On 14 August 2012 11:07, Fons Adriaensen <fons@linuxaudio.org> wrote:
On Tue, Aug 14, 2012 at 10:55:02AM -0400, Baho Utot wrote:
after switching to it I prefer it because I just find it a lot easier to deal with than sysvinit IMO. For example I find systemd's .service files so much cleaner and easier to understand than initscripts, they are also portable and can be included in upstream packages.
This "Oh my god systemd is hard and I'm being forced to use it!" FUD I keep seeing is getting pretty ridiculous... Even if arch does someday switch to systemd, I'm sure initscripts will be supported for quite some time, giving plenty of time to learn/transition (again really not that hard) in the event that that ever happened.
Arch has always been a bleeding edge constantly changing distro, if you want everything to stay the same forever, use debian.

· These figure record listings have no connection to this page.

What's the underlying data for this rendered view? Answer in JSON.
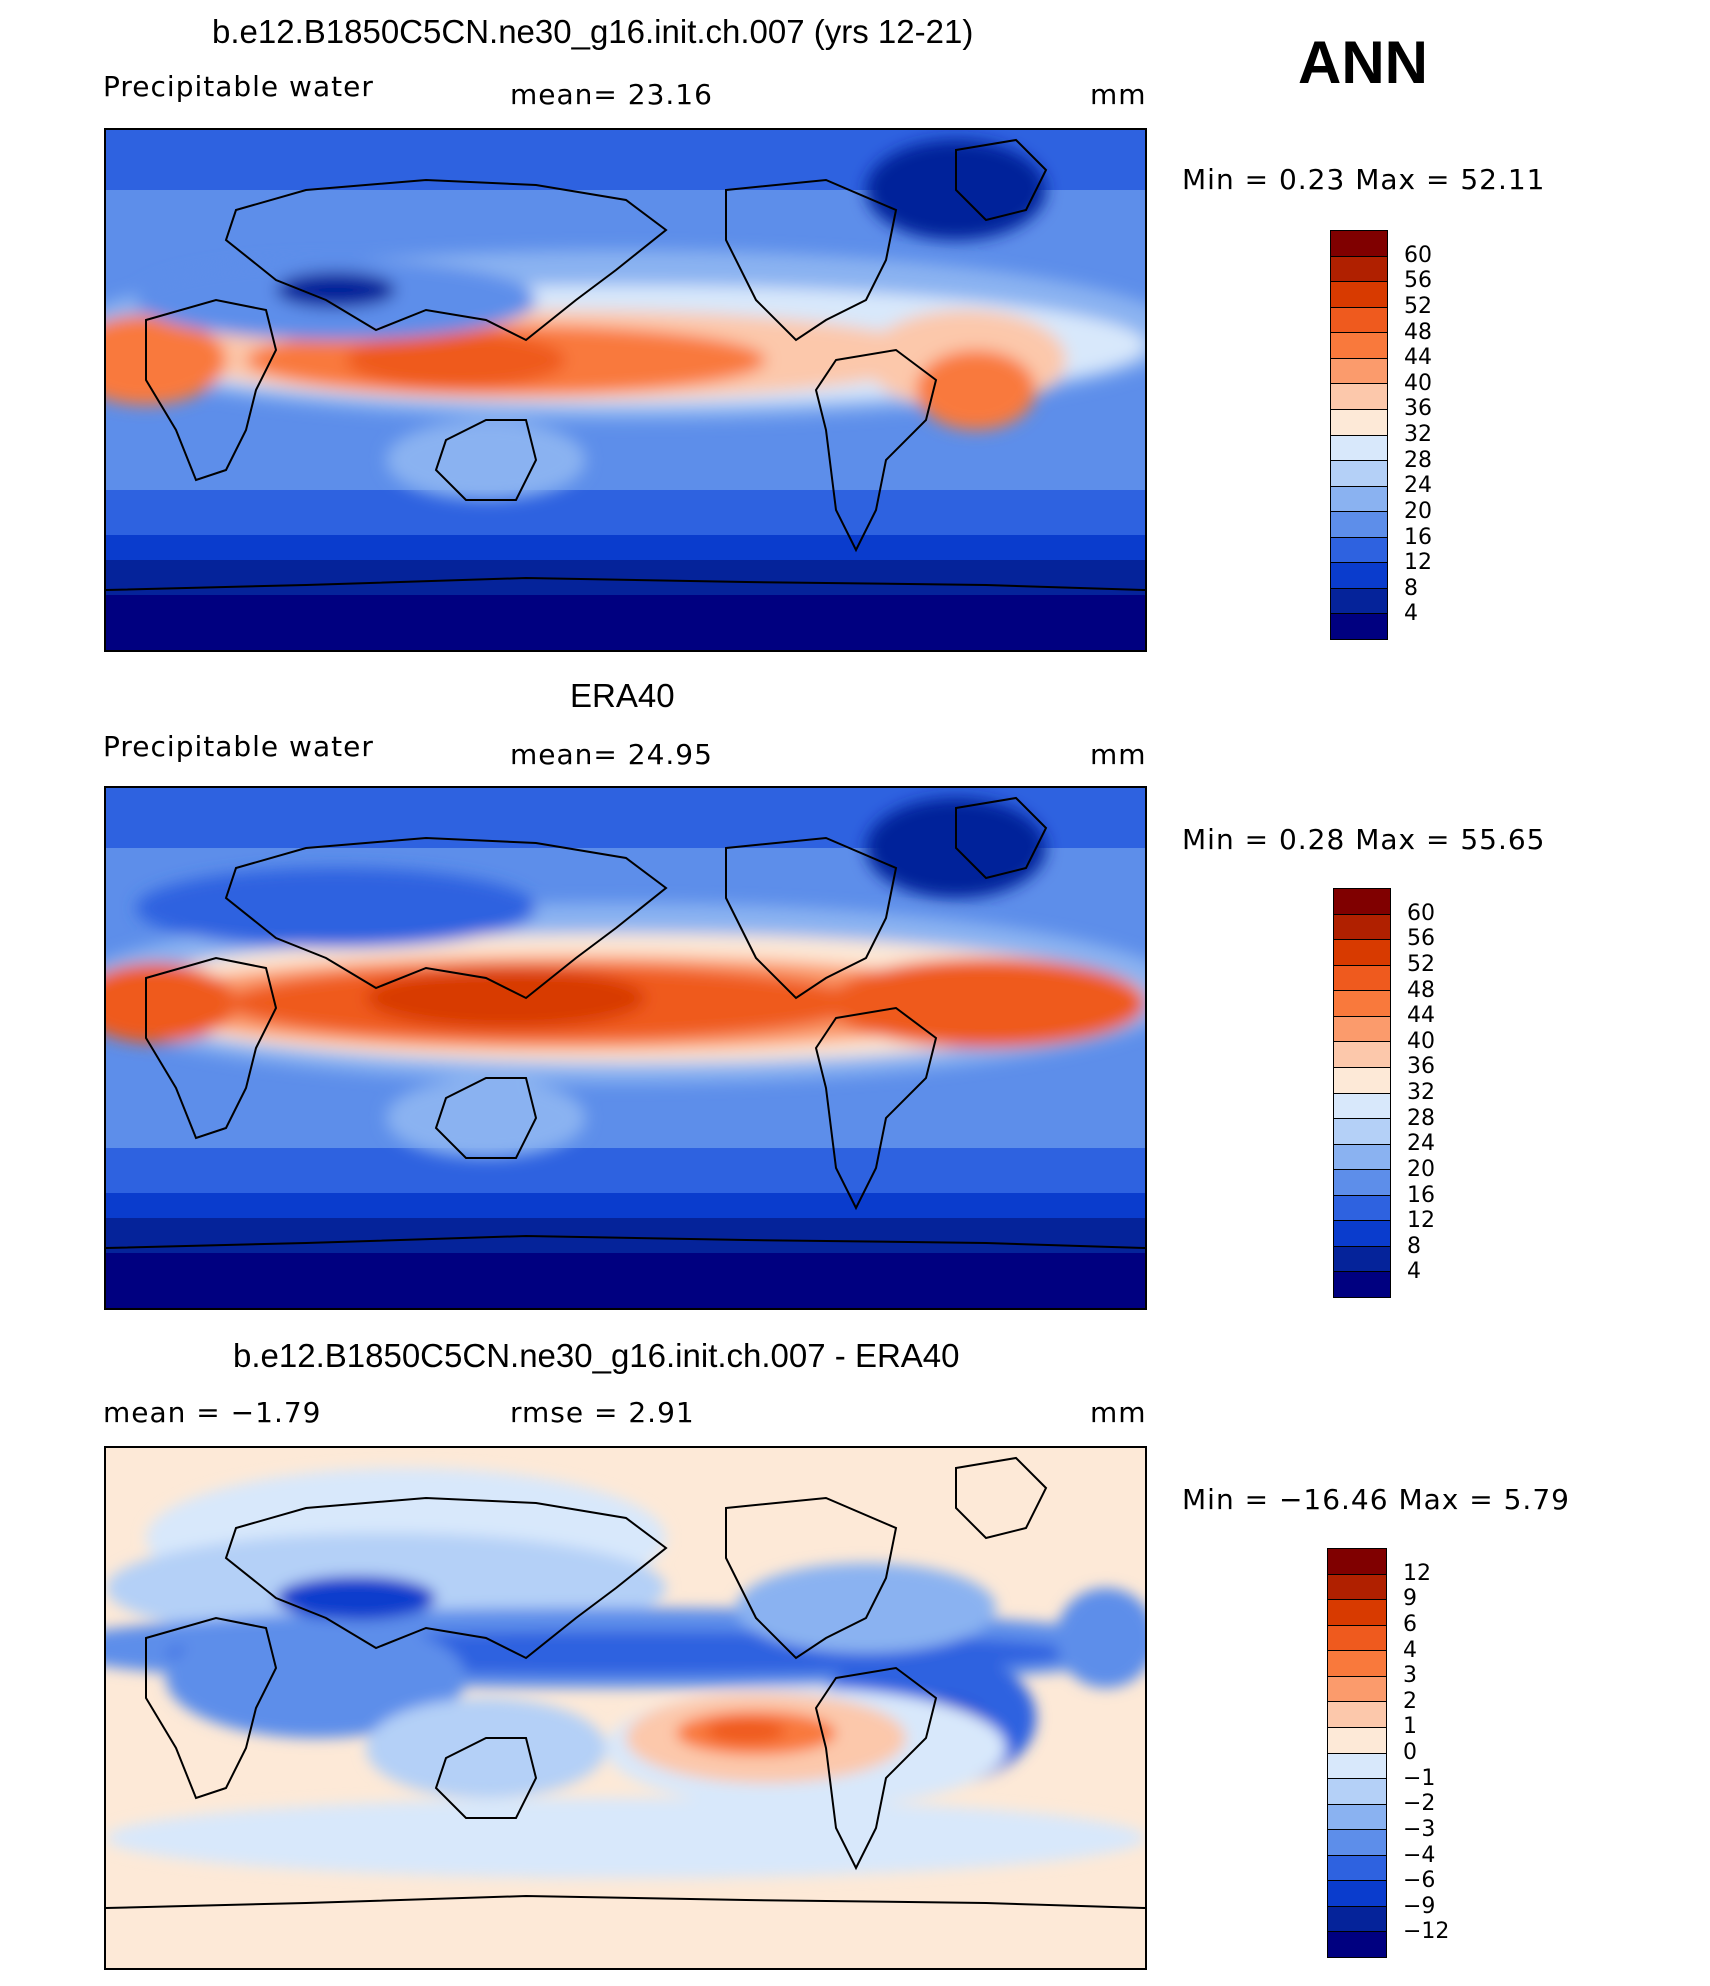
{
  "header_label": "ANN",
  "panels": [
    {
      "title": "b.e12.B1850C5CN.ne30_g16.init.ch.007 (yrs 12-21)",
      "left_label": "Precipitable  water",
      "stat_label": "mean=   23.16",
      "units": "mm",
      "minmax": "Min  =     0.23  Max  =    52.11",
      "levels": [
        "60",
        "56",
        "52",
        "48",
        "44",
        "40",
        "36",
        "32",
        "28",
        "24",
        "20",
        "16",
        "12",
        "8",
        "4"
      ]
    },
    {
      "title": "ERA40",
      "left_label": "Precipitable  water",
      "stat_label": "mean=   24.95",
      "units": "mm",
      "minmax": "Min  =     0.28  Max  =    55.65",
      "levels": [
        "60",
        "56",
        "52",
        "48",
        "44",
        "40",
        "36",
        "32",
        "28",
        "24",
        "20",
        "16",
        "12",
        "8",
        "4"
      ]
    },
    {
      "title": "b.e12.B1850C5CN.ne30_g16.init.ch.007 - ERA40",
      "left_label": "mean  =    −1.79",
      "stat_label": "rmse  =     2.91",
      "units": "mm",
      "minmax": "Min  =  −16.46  Max  =     5.79",
      "levels": [
        "12",
        "9",
        "6",
        "4",
        "3",
        "2",
        "1",
        "0",
        "−1",
        "−2",
        "−3",
        "−4",
        "−6",
        "−9",
        "−12"
      ]
    }
  ],
  "colorbar_colors": [
    "#800000",
    "#b02000",
    "#d83a00",
    "#ef5a1e",
    "#f9793c",
    "#fb9b6c",
    "#fcc8ab",
    "#fde9d7",
    "#d8e8fb",
    "#b4d0f7",
    "#8ab2f1",
    "#5d8eea",
    "#2e62e0",
    "#0a3ccd",
    "#05239a",
    "#000080"
  ],
  "diff_colorbar_colors": [
    "#800000",
    "#b02000",
    "#d83a00",
    "#ef5a1e",
    "#f9793c",
    "#fb9b6c",
    "#fcc8ab",
    "#fde9d7",
    "#d8e8fb",
    "#b4d0f7",
    "#8ab2f1",
    "#5d8eea",
    "#2e62e0",
    "#0a3ccd",
    "#05239a",
    "#000080"
  ]
}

No matter what happens with this whole sysvinit vs systemd kerfuffle, you will never be "forced" to use systemd in arch, just like you've never been forced to use sysvinit...
I don't think you fully understand the issue.
If udev was still a "stand alone package" and not part of systemd as it is now.... Then systemd would be an alternative init system and all the other init systems would not be impacted and one could use any of the system init methods he chooses. If you would want systemd becames it works for you great...knock yourself out...but on the other hand when this thing becomes fully matured then systemd will be the only one that works well with udev and everyone else be damned.
Lennart Poettering by his own submission stated that he wanted udev as part of systemd and that he doesn't care about any other init system that would use udev. As with Lennart it seems as it's my way or the highway...which indeed is the problem.
I agree. It's not systemd being 'hard' that scares most people who object to it - that is a misrepresantatio. In fact I'm pretty sure systemd is easier to use and configure than initscripts.
BTW has anyone looked at upstart ? The current AUR package is out of date (and I'm looking at some deadlines so this is not the time for experiments), but it has excellent documentation <http://upstart.ubuntu.com/cookbook/>, much better than anything I've seem for systemd so far, and after spending some time reading the above reference I must say I like it. At least it doesn't have that ugly and infantile syntax and it looks like was designed by programmers instead of by a kid.
That is because it was. It was designed and planned before writing, it is backwards compatible, it has very good documentation and unit testing. I approve of upstart as a project even though I do not use it.